Summary of pointer-based times: test.Summary{ .max = 217000, .mean = 158000 }
Summary of non-pointer-based times: test.Summary{ .max = 138000, .mean = 138000 }
---
Summary of pointer-based times: test.Summary{ .max = 219000, .mean = 158500 }
Summary of non-pointer-based times: test.Summary{ .max = 139000, .mean = 138500 }
---
Summary of pointer-based times: test.Summary{ .max = 216000, .mean = 158000 }
Summary of non-pointer-based times: test.Summary{ .max = 140000, .mean = 139750 }
---
Summary of pointer-based times: test.Summary{ .max = 218000, .mean = 159000 }
Summary of non-pointer-based times: test.Summary{ .max = 278000, .mean = 175750 }

You'll note that the variables TIMES_TO_RUN_A_SINGLE_TEST and NUMBER_OF_TESTS_TO_RUN are super low, so these data are hardly statistically sound. I started out with 1000 and 50 - but experienced a Segmentation Fault (aborting due to recursive panic, with a code pointer into lib/std/array_list.zig), that I was unable to debug. Even values as low as 10 and 5 caused this issue. I hope I can figure this out to run a more scientific experiment.

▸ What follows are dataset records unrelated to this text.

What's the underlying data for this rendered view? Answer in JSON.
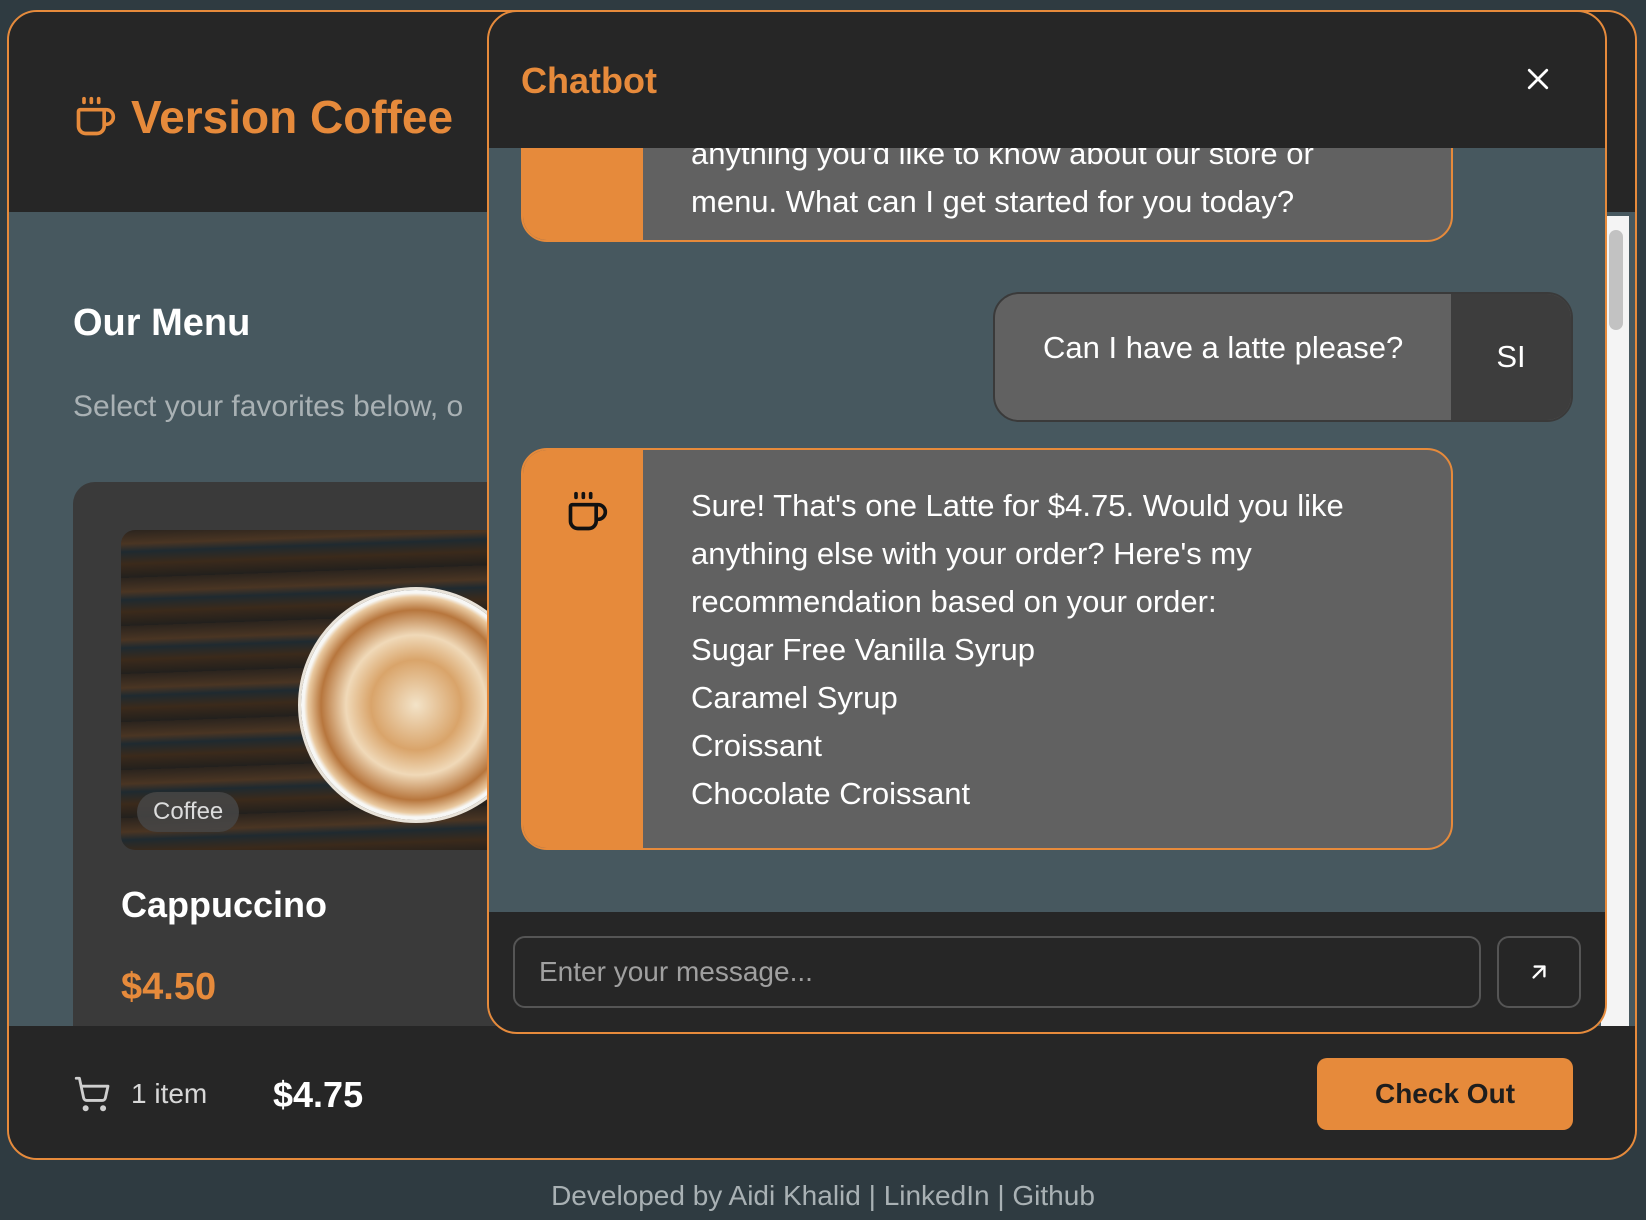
{
  "brand": {
    "title": "Version Coffee",
    "icon": "coffee-cup-icon"
  },
  "menu": {
    "title": "Our Menu",
    "subtitle": "Select your favorites below, o"
  },
  "product": {
    "category": "Coffee",
    "name": "Cappuccino",
    "price": "$4.50"
  },
  "cart": {
    "icon": "cart-icon",
    "count_label": "1 item",
    "total": "$4.75",
    "checkout_label": "Check Out"
  },
  "chatbot": {
    "title": "Chatbot",
    "close_icon": "close-icon",
    "messages": {
      "bot_1": [
        "anything you'd like to know about our store or",
        "menu. What can I get started for you today?"
      ],
      "user_1": {
        "text": "Can I have a latte please?",
        "avatar": "SI"
      },
      "bot_2": [
        "Sure! That's one Latte for $4.75. Would you like",
        "anything else with your order? Here's my",
        "recommendation based on your order:",
        "Sugar Free Vanilla Syrup",
        "Caramel Syrup",
        "Croissant",
        "Chocolate Croissant"
      ]
    },
    "input_placeholder": "Enter your message...",
    "send_icon": "arrow-up-right-icon"
  },
  "credits": {
    "prefix": "Developed by Aidi Khalid",
    "sep": "|",
    "linkedin": "LinkedIn",
    "github": "Github"
  },
  "colors": {
    "accent": "#e68a3b",
    "dark": "#262626",
    "background": "#47585f",
    "bubble": "#616161"
  }
}
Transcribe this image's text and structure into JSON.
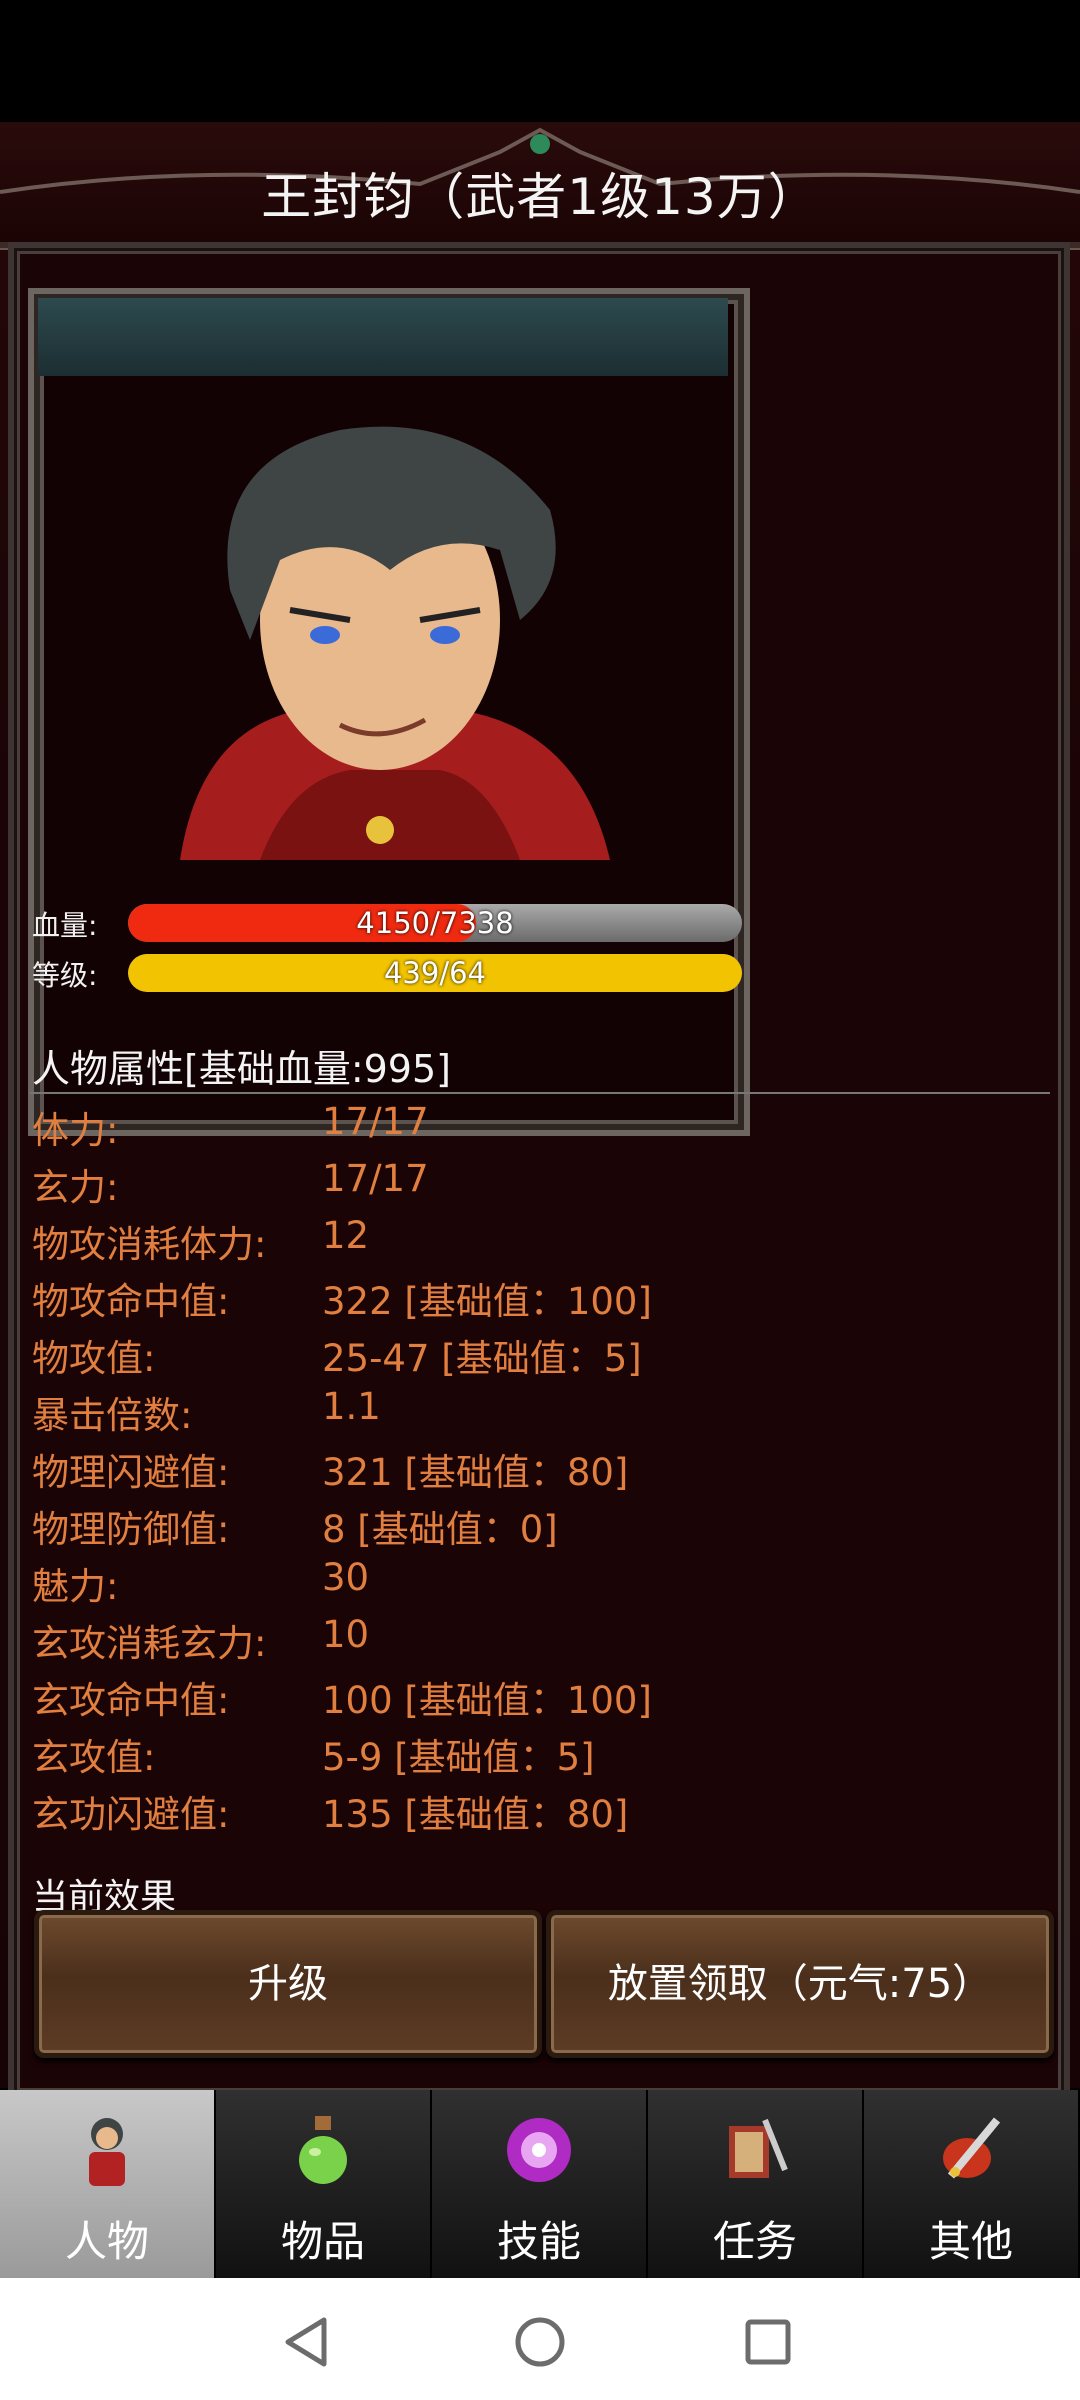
{
  "title": "王封钧（武者1级13万）",
  "bars": {
    "hp_label": "血量:",
    "hp_text": "4150/7338",
    "hp_fraction": 0.566,
    "hp_color": "#ef2a10",
    "level_label": "等级:",
    "level_text": "439/64",
    "level_fraction": 1.0,
    "level_color": "#f2c300"
  },
  "section_title": "人物属性[基础血量:995]",
  "attributes": [
    {
      "key": "体力:",
      "value": "17/17"
    },
    {
      "key": "玄力:",
      "value": "17/17"
    },
    {
      "key": "物攻消耗体力:",
      "value": "12"
    },
    {
      "key": "物攻命中值:",
      "value": "322 [基础值：100]"
    },
    {
      "key": "物攻值:",
      "value": "25-47 [基础值：5]"
    },
    {
      "key": "暴击倍数:",
      "value": "1.1"
    },
    {
      "key": "物理闪避值:",
      "value": "321 [基础值：80]"
    },
    {
      "key": "物理防御值:",
      "value": "8 [基础值：0]"
    },
    {
      "key": "魅力:",
      "value": "30"
    },
    {
      "key": "玄攻消耗玄力:",
      "value": "10"
    },
    {
      "key": "玄攻命中值:",
      "value": "100 [基础值：100]"
    },
    {
      "key": "玄攻值:",
      "value": "5-9 [基础值：5]"
    },
    {
      "key": "玄功闪避值:",
      "value": "135 [基础值：80]"
    }
  ],
  "effects_title": "当前效果",
  "buttons": {
    "upgrade": "升级",
    "claim": "放置领取（元气:75）"
  },
  "tabs": [
    {
      "label": "人物",
      "icon": "character-icon",
      "active": true
    },
    {
      "label": "物品",
      "icon": "potion-icon",
      "active": false
    },
    {
      "label": "技能",
      "icon": "skill-orb-icon",
      "active": false
    },
    {
      "label": "任务",
      "icon": "quest-book-icon",
      "active": false
    },
    {
      "label": "其他",
      "icon": "sword-shield-icon",
      "active": false
    }
  ],
  "colors": {
    "attr_text": "#e07f3f",
    "background": "#1b0406"
  }
}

Still, even with these low counts - it's surprising for the pointer-based approach to be pretty consistently slower. I suspect I'm doing something wrong in my test cases, since the explanation I was given seems intuitively sensible - "finding the value-location" twice is always going to be slower than finding it once.

---

1. you can see my solutions here - though, since I'd written zero lines of Zig before these challenges, and I've mostly been focused on achieving solutions quickly rather than optimally or maintainably, please don't judge me on Code Quality! 😆 ↩︎

2. which I used for last year's Advent Of Code, though I can't now seem to find the repo with my solutions 😢 ↩︎

3. in brief: although I personally find the experience of writing in Systems Programming Languages to be cumbersome, I can absolutely see their value when used appropriately; and the mental workout of having to think about memory and efficiency will, I believe, make me a better programmer even in other languages. Sadly, in my professional life we are using GoLang in situations that it is highly unsuited for - specifically, performance-insensitive use-cases, where "developing fast, in an easily understandable and changable way" is much more important than "executing fast". Having acknowledged that System Programming has its place, however, I disagree with almost every design decision that Rob Pike and co. have made in GoLang - it's not "bad because it is a Systems Programming Language", it's "a bad language that is a Systems Programming Language". Thankfully, from what I have seen of Zig so far, I like it a lot more! ↩︎

4. there are plenty of Zig playgrounds/"fiddles" where you can run this without installing Zig on your own system - e.g.. Note that there is still a memory leak in here - as described in comments! ↩︎

5. I might well have used the wrong terminology there - in particular, I think it's not allocating memory in the allocator.alloc sense. ↩︎